A lot of research goes in to updating a two year old essay – in my case I need to pickup and read the new texts, integrate them into the paper, re-watch the episodes I was discussing or reread interview transcripts, and review professor’s notes. (That last one isn’t so bad; it’s no different than doing line notes from a fiction editor)
But it’s a totally different process, and that’s what intrigues me. I turn off one side of my brain. I become someone else. When I appear on TV and on the radio/podcasts as a fanthropologist, I’m drawing on what I know with strong familiarity to make my points, or refering to what the interviewer said/asked. But when I have to go back to a paper I have to try to remember what obscure text I pulled that notion out of and hope that I annotated it properly so I can find the damn page again. Everything becomes so PARTICULAR and fussy.
I feel that it is both a totally different process from being a creative writer, because you are consistantly self editing and MUST, and simultaniously quite similar, because you still need to effectively communicate your idea and your theme to a reader. Granted, the reader generally has an advantage when it comes to reading academic work – they have generally read the essay you’re citing (For example, if you’re reading my essay “Identi-Play”, then you’ve probably read “Notes on Camp”), where the fiction reader has to rely solely on you, the writer, to explain everything.

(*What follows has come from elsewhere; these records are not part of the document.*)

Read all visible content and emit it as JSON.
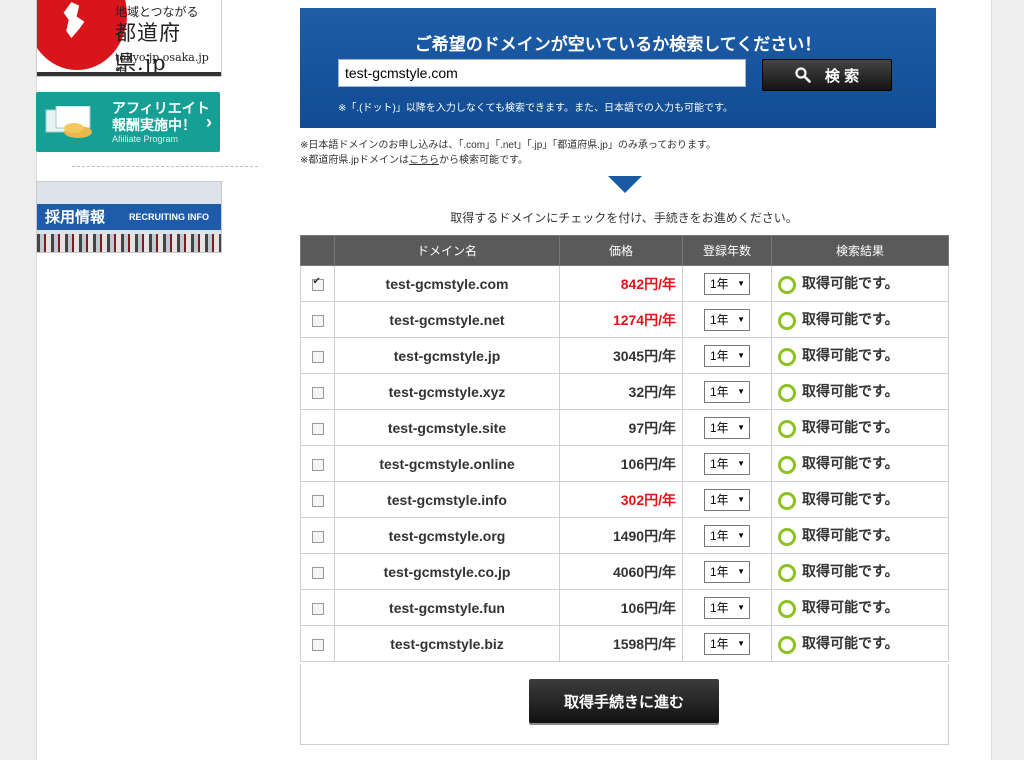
{
  "sidebar": {
    "pref_banner": {
      "line1": "地域とつながる",
      "line2": "都道府県.jp",
      "line3": "tokyo.jp osaka.jp 等"
    },
    "affiliate_banner": {
      "line1": "アフィリエイト",
      "line2": "報酬実施中！",
      "line3": "Afiiliate Program",
      "arrow": "›"
    },
    "recruit_banner": {
      "title": "採用情報",
      "subtitle": "RECRUITING INFO"
    }
  },
  "search": {
    "title": "ご希望のドメインが空いているか検索してください！",
    "input_value": "test-gcmstyle.com",
    "button_label": "検 索",
    "note": "※「.(ドット)」以降を入力しなくても検索できます。また、日本語での入力も可能です。"
  },
  "notes": {
    "line1": "※日本語ドメインのお申し込みは、「.com」「.net」「.jp」「都道府県.jp」のみ承っております。",
    "line2_pre": "※都道府県.jpドメインは",
    "line2_link": "こちら",
    "line2_post": "から検索可能です。"
  },
  "instruction": "取得するドメインにチェックを付け、手続きをお進めください。",
  "table": {
    "headers": {
      "check": "",
      "name": "ドメイン名",
      "price": "価格",
      "years": "登録年数",
      "result": "検索結果"
    },
    "rows": [
      {
        "checked": true,
        "name": "test-gcmstyle.com",
        "price": "842円/年",
        "price_red": true,
        "years": "1年",
        "result": "取得可能です。"
      },
      {
        "checked": false,
        "name": "test-gcmstyle.net",
        "price": "1274円/年",
        "price_red": true,
        "years": "1年",
        "result": "取得可能です。"
      },
      {
        "checked": false,
        "name": "test-gcmstyle.jp",
        "price": "3045円/年",
        "price_red": false,
        "years": "1年",
        "result": "取得可能です。"
      },
      {
        "checked": false,
        "name": "test-gcmstyle.xyz",
        "price": "32円/年",
        "price_red": false,
        "years": "1年",
        "result": "取得可能です。"
      },
      {
        "checked": false,
        "name": "test-gcmstyle.site",
        "price": "97円/年",
        "price_red": false,
        "years": "1年",
        "result": "取得可能です。"
      },
      {
        "checked": false,
        "name": "test-gcmstyle.online",
        "price": "106円/年",
        "price_red": false,
        "years": "1年",
        "result": "取得可能です。"
      },
      {
        "checked": false,
        "name": "test-gcmstyle.info",
        "price": "302円/年",
        "price_red": true,
        "years": "1年",
        "result": "取得可能です。"
      },
      {
        "checked": false,
        "name": "test-gcmstyle.org",
        "price": "1490円/年",
        "price_red": false,
        "years": "1年",
        "result": "取得可能です。"
      },
      {
        "checked": false,
        "name": "test-gcmstyle.co.jp",
        "price": "4060円/年",
        "price_red": false,
        "years": "1年",
        "result": "取得可能です。"
      },
      {
        "checked": false,
        "name": "test-gcmstyle.fun",
        "price": "106円/年",
        "price_red": false,
        "years": "1年",
        "result": "取得可能です。"
      },
      {
        "checked": false,
        "name": "test-gcmstyle.biz",
        "price": "1598円/年",
        "price_red": false,
        "years": "1年",
        "result": "取得可能です。"
      }
    ]
  },
  "proceed_button": "取得手続きに進む",
  "icons": {
    "search": "search-icon",
    "select_arrow": "▼",
    "available": "circle-icon"
  },
  "colors": {
    "header_blue": "#1f5da8",
    "price_red": "#e0141a",
    "available_green": "#8dc21f",
    "table_header": "#5a5a5a"
  }
}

This dual-brain process, the academic side and the fiction side, sometimes overlap – I get creative and dramatic in my essays and I get nitpicky about research and historical details in my stories. Each of my novels has a thesis, if you can find the sentence, and in each of my essays I try to paint pictures with my examples. But JM Frey the author and JM Frey the academic respond and behave differently in situations, which I find interesting. The academic is a little more self-important and prone to polysyllabic words – the author is more humble and less cynical.
I wonder if I will ever be able to resolve these identities, and resolve the writing – is it possible, I wonder, to write an essay that is a story? Can readers of my fiction ever enjoy my essays? Will academics cite my novels?
It’s facinating, and I’m looking forward to seeing where this blurring of the line between who I am as an academic and who I am as an author takes me, and takes my readers.
In the meanwhile, I have four more WIPs that I forgot even existed, and some query letters to write! While they may be essays, trying to get published in academia has one thing in common with getting published in fiction – slush piles!